Berbeda dari periode sebelumnya, ritel menengah-atas seperti Mitra Adiperkasa (MAPI), Aspirasi Hidup Indonesia atau AZKO (ACES), dan Duta Intidaya atau pengelola Watsons Indonesia (DAYA) juga menunjukkan percepatan pertumbuhan, sebagian terdorong oleh momentum Ramadan di awal 2024. Namun, dampak positif itu dinilai masih terbatas pada produk tertentu dan bersifat sementara.
Dengan stimulus besar yang kembali digelontorkan, CGSI memperkirakan sektor consumer staples dan minimarket akan menjadi pemenang jangka pendek, disusul ritel menengah-atas. Efeknya diperkirakan semakin kuat karena bertepatan dengan pergeseran musim Ramadan pada pertengahan Maret 2026, yang berpotensi meningkatkan permintaan barang konsumsi pada akhir tahun.
Meski demikian, CGSI mempertahankan rekomendasi neutral untuk sektor konsumer karena masih adanya tantangan struktural seperti underemployment dan ketimpangan antara pertumbuhan pendapatan dan biaya hidup.

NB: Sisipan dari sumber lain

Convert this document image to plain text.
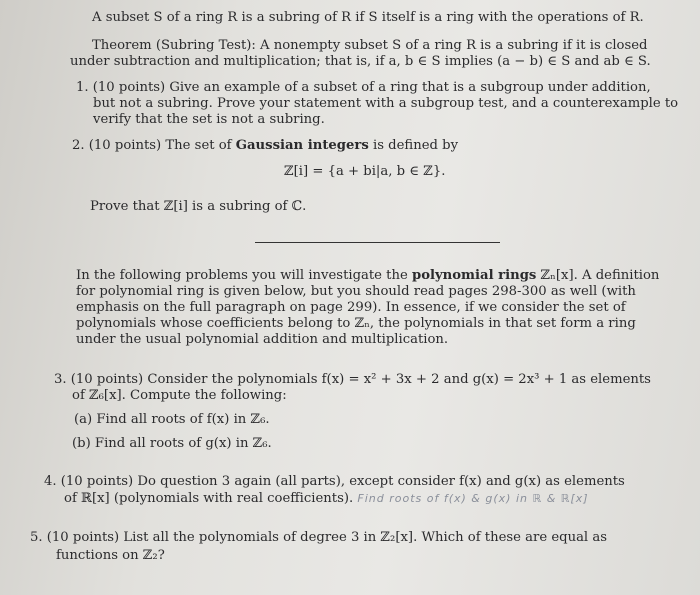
A subset S of a ring R is a subring of R if S itself is a ring with the operations of R.
Theorem (Subring Test): A nonempty subset S of a ring R is a subring if it is closed
under subtraction and multiplication; that is, if a, b ∈ S implies (a − b) ∈ S and ab ∈ S.
1. (10 points) Give an example of a subset of a ring that is a subgroup under addition,
but not a subring. Prove your statement with a subgroup test, and a counterexample to
verify that the set is not a subring.
2. (10 points) The set of Gaussian integers is defined by
ℤ[i] = {a + bi|a, b ∈ ℤ}.
Prove that ℤ[i] is a subring of ℂ.
In the following problems you will investigate the polynomial rings ℤₙ[x]. A definition
for polynomial ring is given below, but you should read pages 298-300 as well (with
emphasis on the full paragraph on page 299). In essence, if we consider the set of
polynomials whose coefficients belong to ℤₙ, the polynomials in that set form a ring
under the usual polynomial addition and multiplication.
3. (10 points) Consider the polynomials f(x) = x² + 3x + 2 and g(x) = 2x³ + 1 as elements
of ℤ₆[x]. Compute the following:
(a) Find all roots of f(x) in ℤ₆.
(b) Find all roots of g(x) in ℤ₆.
4. (10 points) Do question 3 again (all parts), except consider f(x) and g(x) as elements
of ℝ[x] (polynomials with real coefficients). Find roots of f(x) & g(x) in ℝ & ℝ[x]
5. (10 points) List all the polynomials of degree 3 in ℤ₂[x]. Which of these are equal as
functions on ℤ₂?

Saham pilihan utama CGSI di sektor ini adalah Unilever Indonesia (UNVR) dengan dividend yield 11 persen hingga paruh pertama 2026, pengelola Alfamart (AMRT) yang diperkirakan membukukan laba di atas konsensus, serta Cimory (CMRY) dengan pertumbuhan laba bersih tahunan rata-rata 11 persen hingga 2027. Saham lain yang disukai mencakup Mayora (MYOR), Indofood CBP (ICBP), dan Mitra Adiperkasa (MAPI).
Namun demikian, CGSI menyebut, risiko yang perlu diwaspadai meliputi potensi PHK lanjutan dan realisasi belanja pemerintah yang lebih lambat dari perkiraan. (Aldo Fernando)
Disclaimer: Keputusan pembelian/penjualan saham sepenuhnya ada di tangan investor.